Hay verdades que persiguen a la humanidad desde hace siglos: ¿dónde está la fuente de la eterna juventud? María Branyas, que vivió 117 años, parece haberla encontrado en un yogur de la Garrotxa.
Cada mañana, durante más de un siglo, la mujer más longeva del mundo repitió un gesto sencillo: abrir un yogur de La Fageda, la firma catalana que ahora recibe llamadas desde el Reino Unido de gente que quiere comprarlo por cajas. La ciencia acaba de poner sobre la mesa un estudio que ha hecho saltar las alarmas del hype saludable: su microbioma era 'casi juvenil'.
El yogur de la discordia
No era un yogur cualquiera. La Fageda elabora sus productos con leche de granja propia en la Garrotxa y un proceso de fermentación pensado para mantener vivas las bacterias hasta el último día de consumo. María Branyas no se conformaba con uno: los investigadores apuntan en Cell Reports Medicine que comía hasta tres yogures diarios.
La anécdota es bonita, pero la ciencia es más fría. El análisis genético de la catalana reveló una abundancia inusual de Bifidobacterium, unas bacterias que suelen desplomarse con la edad y que están detrás de la reducción de la inflamación y la mejora metabólica. Dicho en román paladino: su intestino parecía el de alguien 30 años más joven.

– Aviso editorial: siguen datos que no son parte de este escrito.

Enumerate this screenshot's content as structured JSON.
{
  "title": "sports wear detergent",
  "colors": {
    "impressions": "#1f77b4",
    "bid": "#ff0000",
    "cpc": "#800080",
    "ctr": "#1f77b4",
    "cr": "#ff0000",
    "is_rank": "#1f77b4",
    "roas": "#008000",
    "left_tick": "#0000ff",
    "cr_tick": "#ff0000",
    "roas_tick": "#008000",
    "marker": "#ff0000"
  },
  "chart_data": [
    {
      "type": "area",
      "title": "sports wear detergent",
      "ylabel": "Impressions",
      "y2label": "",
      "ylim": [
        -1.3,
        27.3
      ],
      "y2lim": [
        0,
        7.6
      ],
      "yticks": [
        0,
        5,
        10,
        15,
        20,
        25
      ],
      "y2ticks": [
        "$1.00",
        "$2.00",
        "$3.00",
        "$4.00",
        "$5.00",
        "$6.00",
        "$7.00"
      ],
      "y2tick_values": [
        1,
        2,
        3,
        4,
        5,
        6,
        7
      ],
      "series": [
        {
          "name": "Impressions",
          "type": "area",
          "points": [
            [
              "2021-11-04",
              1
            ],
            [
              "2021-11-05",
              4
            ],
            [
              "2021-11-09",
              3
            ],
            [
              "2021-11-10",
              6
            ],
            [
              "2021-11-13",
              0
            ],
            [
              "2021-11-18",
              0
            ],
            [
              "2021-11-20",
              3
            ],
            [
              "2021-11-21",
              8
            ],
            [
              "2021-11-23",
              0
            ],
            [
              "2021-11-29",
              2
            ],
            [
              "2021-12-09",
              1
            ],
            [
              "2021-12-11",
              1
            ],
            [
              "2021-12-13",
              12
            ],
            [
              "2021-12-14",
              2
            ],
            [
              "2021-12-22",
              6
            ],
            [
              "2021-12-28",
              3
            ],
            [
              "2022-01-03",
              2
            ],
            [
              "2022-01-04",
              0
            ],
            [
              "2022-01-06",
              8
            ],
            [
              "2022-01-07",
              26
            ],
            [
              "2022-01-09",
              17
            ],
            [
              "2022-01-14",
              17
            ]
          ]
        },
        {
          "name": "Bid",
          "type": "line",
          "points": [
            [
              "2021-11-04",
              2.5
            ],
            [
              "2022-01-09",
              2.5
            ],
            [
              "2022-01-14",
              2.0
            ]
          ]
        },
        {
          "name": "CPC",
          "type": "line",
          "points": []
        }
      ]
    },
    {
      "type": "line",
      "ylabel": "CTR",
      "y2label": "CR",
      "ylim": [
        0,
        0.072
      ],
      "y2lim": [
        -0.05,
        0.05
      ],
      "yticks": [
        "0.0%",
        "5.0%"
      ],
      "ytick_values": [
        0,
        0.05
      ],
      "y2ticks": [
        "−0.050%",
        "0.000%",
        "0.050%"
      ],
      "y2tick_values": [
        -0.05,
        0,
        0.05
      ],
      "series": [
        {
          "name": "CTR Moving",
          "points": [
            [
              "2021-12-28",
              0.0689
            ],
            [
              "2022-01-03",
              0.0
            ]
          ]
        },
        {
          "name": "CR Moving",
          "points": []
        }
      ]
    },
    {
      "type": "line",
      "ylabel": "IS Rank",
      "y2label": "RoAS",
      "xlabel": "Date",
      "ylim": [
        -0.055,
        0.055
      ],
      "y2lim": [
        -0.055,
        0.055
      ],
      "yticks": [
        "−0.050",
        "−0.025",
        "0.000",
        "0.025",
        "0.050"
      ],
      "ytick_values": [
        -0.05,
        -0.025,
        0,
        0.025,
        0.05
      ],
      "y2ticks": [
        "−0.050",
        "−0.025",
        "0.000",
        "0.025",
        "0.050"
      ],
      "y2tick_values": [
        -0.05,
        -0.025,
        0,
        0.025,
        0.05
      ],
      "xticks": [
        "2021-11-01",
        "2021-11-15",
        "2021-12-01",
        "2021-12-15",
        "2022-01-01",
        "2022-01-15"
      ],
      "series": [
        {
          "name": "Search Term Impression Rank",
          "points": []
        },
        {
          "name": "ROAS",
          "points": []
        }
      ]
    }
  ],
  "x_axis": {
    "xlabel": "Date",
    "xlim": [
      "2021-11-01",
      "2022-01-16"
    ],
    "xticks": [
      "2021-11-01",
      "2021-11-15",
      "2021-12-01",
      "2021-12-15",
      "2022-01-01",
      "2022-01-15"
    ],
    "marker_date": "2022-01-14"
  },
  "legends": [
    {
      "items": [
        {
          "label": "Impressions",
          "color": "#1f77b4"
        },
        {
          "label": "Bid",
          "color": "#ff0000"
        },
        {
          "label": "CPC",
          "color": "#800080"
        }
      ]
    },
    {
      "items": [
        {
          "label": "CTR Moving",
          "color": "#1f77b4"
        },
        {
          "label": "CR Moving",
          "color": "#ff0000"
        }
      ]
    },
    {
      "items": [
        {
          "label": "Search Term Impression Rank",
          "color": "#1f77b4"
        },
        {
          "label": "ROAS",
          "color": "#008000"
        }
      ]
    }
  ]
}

Más allá del pasillo del súper: lo que realmente dice la ciencia
Aquí es donde la historia se vuelve interesante. El equipo de Manel Esteller, del Instituto Josep Carreras, descubrió que la genética de Branyas era una lotería ganadora: variantes protectoras frente a la demencia, el cáncer y los problemas cardíacos. Incluso sus telómeros, esas estructuras que se desgastan con la división celular, estaban sospechosamente cortos, pero en su caso eso pudo actuar como un escudo frente a los tumores.
Por si fuera poco, su reloj epigenético marcaba una edad biológica hasta dos décadas inferior a la de su DNI. A eso se le suma un sistema inmune enérgico y un metabolismo del colesterol envidiable. Sobrevivió a la gripe española, a dos guerras mundiales y al Covid-19 con 113 años.
No fue solo el yogur. Su genética jugaba con cartas marcadas y su reloj biológico marcaba dos décadas menos que su DNI.
El verdadero 'cheat code' no estaba en la nevera
La mayoría de los expertos cree que reducir la longevidad de Branyas a un lácteo es, como poco, simplista. La genetista Immaculata De Vivo, de Harvard, recuerda que extrapolar desde un único caso es un juego peligroso. La oncóloga Mary Armanios, de Johns Hopkins, añade otra capa de realidad: la esperanza de vida puede variar hasta 20 años por pura desigualdad social. Como ejemplo, Armanios ilustra la brecha de Baltimore: vivir en un barrio u otro marca más distancia en el calendario que cualquier yogur.
María Branyas siguió una dieta mediterránea, bebía un batido de ocho cereales, nunca fumó, caminó a diario, mantuvo una intensa vida social, y sobrevivió a todo lo que el siglo XX le puso por delante. La búsqueda masiva de ese yogur es un acto de fe moderno, la nueva pócima mágica que nos promete arañarle unos años más al calendario. El verdadero milagro no es solo el yogur, sino el delicado equilibrio entre una genética envidiable, un entorno favorable y, quizá, tres lácteos diarios de la Garrotxa.
El resumen para vagos (TL;DR)
- 🎯 ¿Qué ha pasado? Un estudio científico explica que María Branyas, la persona más longeva del mundo, tenía un microbioma casi juvenil gracias, en parte, a comer tres yogures de La Fageda al día.
- 🔥 ¿Por qué importa? La empresa catalana está recibiendo llamadas de toda Europa y la historia abre la vía para investigar terapias que imiten el efecto de un intestino sano.
- 🤔 ¿Nos afecta o es solo un meme? Cambiar de yogur no te garantiza vivir 117 años, pero la historia demuestra que la longevidad es un rompecabezas fascinante donde la genética, el entorno y los hábitos bailan juntos.